1. La psicoterapia es un proceso que cambia la manera en que uno se ve a sí mismo. En el mejor de los casos esta “nueva” formulación es una consideración más benévola de uno mismo, pero difícilmente se puede esperar que la psicoterapia establezca qué es lo real. Ésa no es su función.
Si propicia el acceso a la realidad, ya ha alcanzado el mayor éxito posible. Toda su función, al final, es ayudar al paciente a tratar con un error fundamental: la creencia de que la ira puede proporcionarle algo que realmente quiere, y que justificando el ataque se está protegiendo a sí mismo. En la medida en que se da cuenta de que esto es un error, es la medida en que se salva.
2. Los pacientes no inician una relación terapéutica con este objetivo en mente. Al contrario, tales conceptos significan poco para ellos, o no necesitarían ayuda. Su objetivo es procurar conservar su concepto de ellos mismos exactamente tal como es, pero sin el sufrimiento que esto conlleva. Todo su equilibrio reposa en la demente creencia de que esto es posible.
3. Y como para la mente sana esto es claramente imposible, lo que buscan es la magia. Con las ilusiones lo imposible se consigue fácilmente, pero solo al precio de convertir las ilusiones en realidad. Este es el precio que el paciente ya ha pagado. Ahora quiere una ilusión “mejor”.
Por ello, al comienzo, las metas del paciente y del terapeuta están en desacuerdo. Tanto el uno como el otro pueden abrigar falsos conceptos de sí mismos, y la idea que cada uno tiene sobre lo que significa “mejorar” también puede ser diferente. El paciente espera aprender cómo conseguir los cambios que quiere sin cambiar demasiado la idea que tiene de sí mismo.
4.De hecho, en realidad desea estabilizar este concepto lo suficiente para incluir en él los poderes mágicos que atribuye a la psicoterapia. Quiere hacer invulnerable lo vulnerable e ilimitado lo finito. La idea que tiene de sí mismo es su dios, y solo procura servirlo de la mejor manera posible.

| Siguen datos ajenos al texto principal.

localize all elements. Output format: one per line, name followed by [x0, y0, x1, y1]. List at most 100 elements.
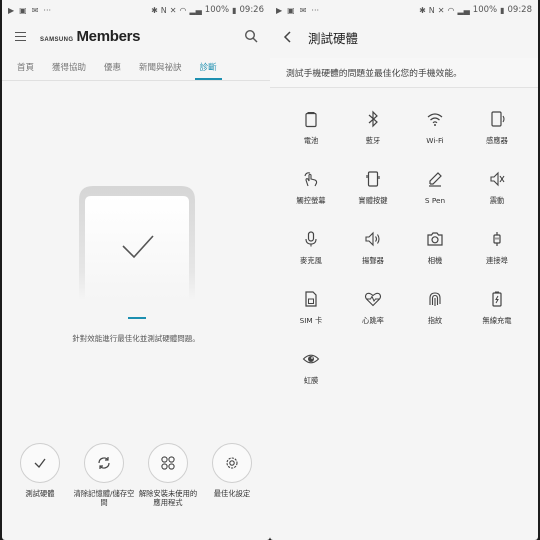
test-label: 實體按鍵	[358, 196, 388, 205]
uninstall-apps-button[interactable]: 解除安裝未使用的應用程式	[137, 443, 199, 508]
hardware-test-grid: 電池 藍牙 Wi-Fi 感應器 觸控螢幕 實體按鍵 S Pen 震動 麥克風 揚…	[280, 104, 528, 404]
test-label: 麥克風	[300, 256, 322, 265]
action-label: 清除記憶體/儲存空間	[73, 489, 135, 508]
page-title: 測試硬體	[308, 30, 359, 46]
image-icon: ▣	[19, 5, 27, 15]
back-icon[interactable]	[282, 30, 294, 44]
test-label: 虹膜	[303, 376, 319, 385]
test-label: 震動	[489, 196, 505, 205]
tab-diagnostics[interactable]: 診斷	[191, 57, 226, 80]
app-bar: SAMSUNG Members	[2, 22, 270, 50]
logo-members-text: Members	[76, 27, 141, 45]
test-fingerprint[interactable]: 指紋	[404, 284, 466, 344]
status-bar: ▶ ▣ ✉ ··· ✱ N ✕ ◠ ▂▄ 100% ▮ 09:28	[270, 0, 538, 20]
members-diagnostics-screen: ▶ ▣ ✉ ··· ✱ N ✕ ◠ ▂▄ 100% ▮ 09:26 SAMSUN…	[2, 0, 270, 540]
mute-status-icon: ✕	[437, 5, 445, 15]
nfc-status-icon: N	[160, 5, 167, 15]
bluetooth-icon	[364, 110, 382, 128]
test-label: SIM 卡	[299, 316, 323, 325]
clock: 09:28	[507, 5, 533, 15]
battery-status-icon: ▮	[500, 5, 505, 15]
logo-samsung-text: SAMSUNG	[40, 36, 74, 43]
sim-card-icon	[302, 290, 320, 308]
apps-grid-icon	[148, 443, 188, 483]
pen-icon	[426, 170, 444, 188]
bluetooth-status-icon: ✱	[419, 5, 426, 15]
test-label: 相機	[427, 256, 443, 265]
test-sensor[interactable]: 感應器	[466, 104, 528, 164]
connector-icon	[488, 230, 506, 248]
test-vibration[interactable]: 震動	[466, 164, 528, 224]
signal-status-icon: ▂▄	[457, 5, 470, 15]
menu-icon[interactable]	[14, 29, 28, 43]
action-label: 最佳化設定	[213, 489, 251, 498]
test-wifi[interactable]: Wi-Fi	[404, 104, 466, 164]
touch-icon	[302, 170, 320, 188]
test-connector[interactable]: 連接埠	[466, 224, 528, 284]
wifi-status-icon: ◠	[447, 5, 455, 15]
image-icon: ▣	[287, 5, 295, 15]
action-label: 測試硬體	[25, 489, 55, 498]
tab-offers[interactable]: 優惠	[95, 57, 130, 79]
test-label: 心跳率	[362, 316, 384, 325]
test-microphone[interactable]: 麥克風	[280, 224, 342, 284]
app-bar: 測試硬體	[270, 22, 538, 52]
battery-percent: 100%	[204, 5, 230, 15]
clear-memory-button[interactable]: 清除記憶體/儲存空間	[73, 443, 135, 508]
test-battery[interactable]: 電池	[280, 104, 342, 164]
phone-check-illustration	[77, 184, 197, 300]
test-physical-keys[interactable]: 實體按鍵	[342, 164, 404, 224]
test-heart-rate[interactable]: 心跳率	[342, 284, 404, 344]
wifi-icon	[426, 110, 444, 128]
sensor-icon	[488, 110, 506, 128]
test-hardware-screen: ▶ ▣ ✉ ··· ✱ N ✕ ◠ ▂▄ 100% ▮ 09:28 測試硬體 測…	[270, 0, 538, 540]
test-bluetooth[interactable]: 藍牙	[342, 104, 404, 164]
test-s-pen[interactable]: S Pen	[404, 164, 466, 224]
microphone-icon	[302, 230, 320, 248]
page-description: 測試手機硬體的問題並最佳化您的手機效能。	[270, 58, 538, 88]
play-icon: ▶	[8, 5, 15, 15]
play-icon: ▶	[276, 5, 283, 15]
more-icon: ···	[43, 5, 52, 15]
diagnostics-caption: 針對效能進行最佳化並測試硬體問題。	[72, 334, 200, 343]
clock: 09:26	[239, 5, 265, 15]
test-label: 連接埠	[486, 256, 508, 265]
test-wireless-charging[interactable]: 無線充電	[466, 284, 528, 344]
gear-icon	[212, 443, 252, 483]
bluetooth-status-icon: ✱	[151, 5, 158, 15]
refresh-icon	[84, 443, 124, 483]
test-label: S Pen	[424, 196, 446, 205]
test-camera[interactable]: 相機	[404, 224, 466, 284]
quick-actions: 測試硬體 清除記憶體/儲存空間 解除安裝未使用的應用程式 最佳化設定	[2, 443, 270, 508]
mute-status-icon: ✕	[169, 5, 177, 15]
tab-news-tips[interactable]: 新聞與祕訣	[130, 57, 191, 79]
tab-home[interactable]: 首頁	[8, 57, 43, 79]
signal-status-icon: ▂▄	[189, 5, 202, 15]
status-bar: ▶ ▣ ✉ ··· ✱ N ✕ ◠ ▂▄ 100% ▮ 09:26	[2, 0, 270, 20]
tab-get-help[interactable]: 獲得協助	[43, 57, 95, 79]
vibration-icon	[488, 170, 506, 188]
action-label: 解除安裝未使用的應用程式	[138, 489, 198, 508]
check-icon	[20, 443, 60, 483]
battery-icon	[302, 110, 320, 128]
phone-keys-icon	[364, 170, 382, 188]
speaker-icon	[364, 230, 382, 248]
test-speaker[interactable]: 揚聲器	[342, 224, 404, 284]
iris-icon	[302, 350, 320, 368]
test-label: 感應器	[486, 136, 508, 145]
optimize-settings-button[interactable]: 最佳化設定	[201, 443, 263, 508]
progress-indicator	[128, 317, 146, 319]
battery-status-icon: ▮	[232, 5, 237, 15]
search-icon[interactable]	[244, 29, 258, 43]
test-iris[interactable]: 虹膜	[280, 344, 342, 404]
test-hardware-button[interactable]: 測試硬體	[9, 443, 71, 508]
battery-percent: 100%	[472, 5, 498, 15]
test-touch-screen[interactable]: 觸控螢幕	[280, 164, 342, 224]
more-icon: ···	[311, 5, 320, 15]
test-sim-card[interactable]: SIM 卡	[280, 284, 342, 344]
camera-icon	[426, 230, 444, 248]
wifi-status-icon: ◠	[179, 5, 187, 15]
test-label: 無線充電	[482, 316, 512, 325]
test-label: 藍牙	[365, 136, 381, 145]
test-label: 觸控螢幕	[296, 196, 326, 205]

5. El terapeuta, independientemente de lo sincero que pueda ser, debe procurar cambiar el concepto que el paciente tiene de sí mismo en alguna dirección que él considera que conduce hacia lo que es real. El trabajo de la terapia es reconciliar estas diferencias.
En el mejor de los casos, ambos aprenderán a ceder en sus objetivos originales, pues solo en las relaciones personales se puede encontrar la salvación.
Al comienzo es inevitable que tanto los pacientes como los terapeutas acepten objetivos poco realistas, no libres completamente de rasgos mágicos.
Al final las mentes de ambos los abandonarán.